According to reporting from NPR, Planned Parenthood decided to forego their Title X-funded status to remain unaffected and continue providing high-quality and unbiased care. In some states, however, local governments are working to ensure that there is still access to care.
Governor of Illinois J.B. Pritzker, for example, recently signed into law the Reproductive Health Act as a means to thwart any attempts to restrict contraception access. The Illinois Department of Public Health also plans to set aside $2.4 million in funding to grantees who previously benefited from Title X in an effort to soften any blows caused by lack of federal funding. And in Hawaii, state lawmakers likewise set aside funds to help avoid any potential lapses in care. Providers are also relying on awareness from the public to spread the word and support reproductive health clinics like Planned Parenthood and the patients that benefit from their services.
What Can You Do to Help?
Many states have already taken the initiative to set aside funds for any financial repercussions that will be felt as a result of Title X funding losses, but you can also make a donation directly to Planned Parenthood to show your support. Additionally, you can call Congress using this number, 202-601-3441, and talk directly to your representatives. Or participate in a walk or an event hosted by NARAL, a nonprofit organization at the center of the pro-choice movement.
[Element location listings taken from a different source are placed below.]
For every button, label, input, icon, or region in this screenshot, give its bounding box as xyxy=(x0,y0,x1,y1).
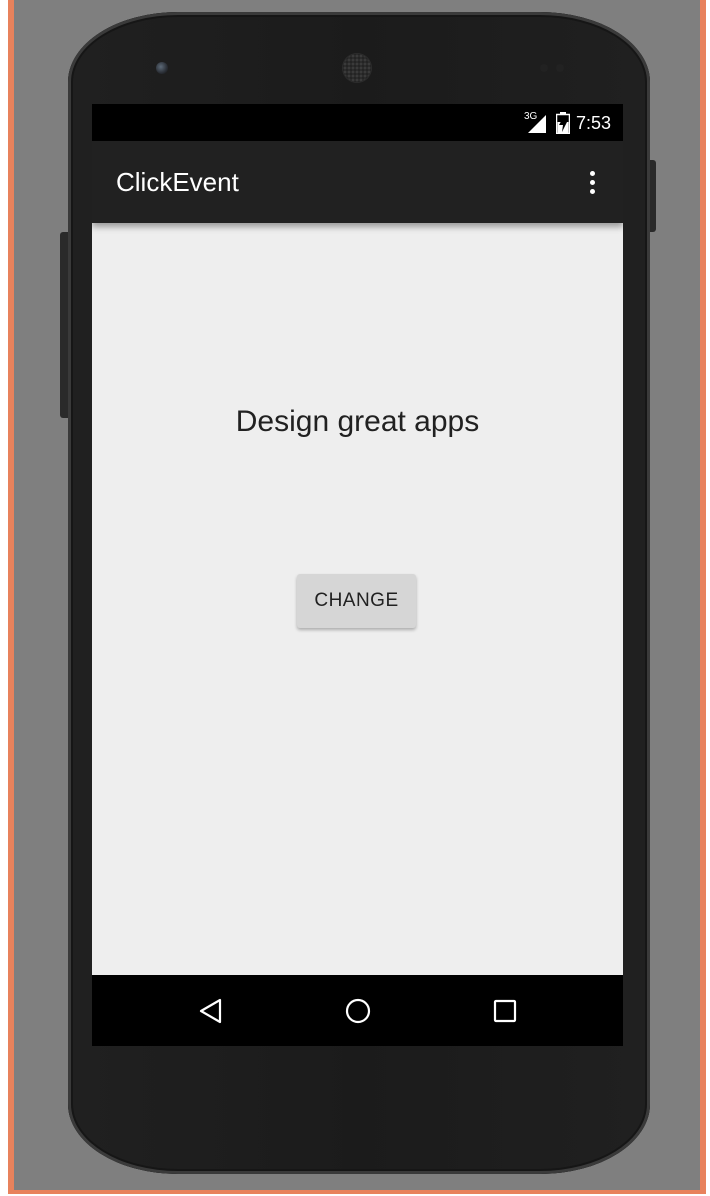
back-icon xyxy=(199,998,222,1024)
light-sensor-icon xyxy=(556,64,564,72)
recents-icon xyxy=(493,999,517,1023)
app-bar: ClickEvent xyxy=(92,141,623,223)
home-button[interactable] xyxy=(340,993,376,1029)
more-vert-icon xyxy=(589,170,595,176)
navigation-bar xyxy=(92,975,623,1046)
home-icon xyxy=(345,998,371,1024)
change-button[interactable]: CHANGE xyxy=(297,574,416,628)
more-vert-icon-dot xyxy=(589,188,595,194)
battery-icon xyxy=(555,112,571,135)
headline-text: Design great apps xyxy=(235,405,480,438)
device-screen: 3G 7:53 ClickEvent Design great apps CHA… xyxy=(92,104,623,1046)
overflow-menu-button[interactable] xyxy=(581,165,603,199)
back-button[interactable] xyxy=(193,993,229,1029)
proximity-sensor-icon xyxy=(540,64,548,72)
more-vert-icon-dot xyxy=(589,179,595,185)
front-camera-icon xyxy=(156,62,168,74)
clock: 7:53 xyxy=(575,112,611,133)
main-content: Design great apps CHANGE xyxy=(92,223,623,975)
status-icons: 3G 7:53 xyxy=(524,110,611,136)
app-title: ClickEvent xyxy=(116,167,239,197)
status-bar: 3G 7:53 xyxy=(92,104,623,141)
recents-button[interactable] xyxy=(487,993,523,1029)
signal-icon: 3G xyxy=(524,111,550,134)
earpiece-speaker-icon xyxy=(343,54,371,82)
For a more long-term solution, you can make a concerted effort to buy products from corporations that are not affiliated with re-election efforts of politicians who support decreased funding to the government services you support. You can also register to vote either online or in-person and begin participating in House and Senate races with each election cycle.
It may feel like there isn’t enough energy in the world to push against the forces that are actively fighting against you. But the truth is, we all have the power to decide what level of energy we are willing to invest in long-term change and the more people decide to take action — even if it’s small — the more those actions will accumulate to greater influence. In the case of Title X, there has already been a lot of positive momentum in the direction of resistance, and if you’re not ready to make a donation or scrawl a catchy saying on a protest sign, simply staying informed is a great place to start.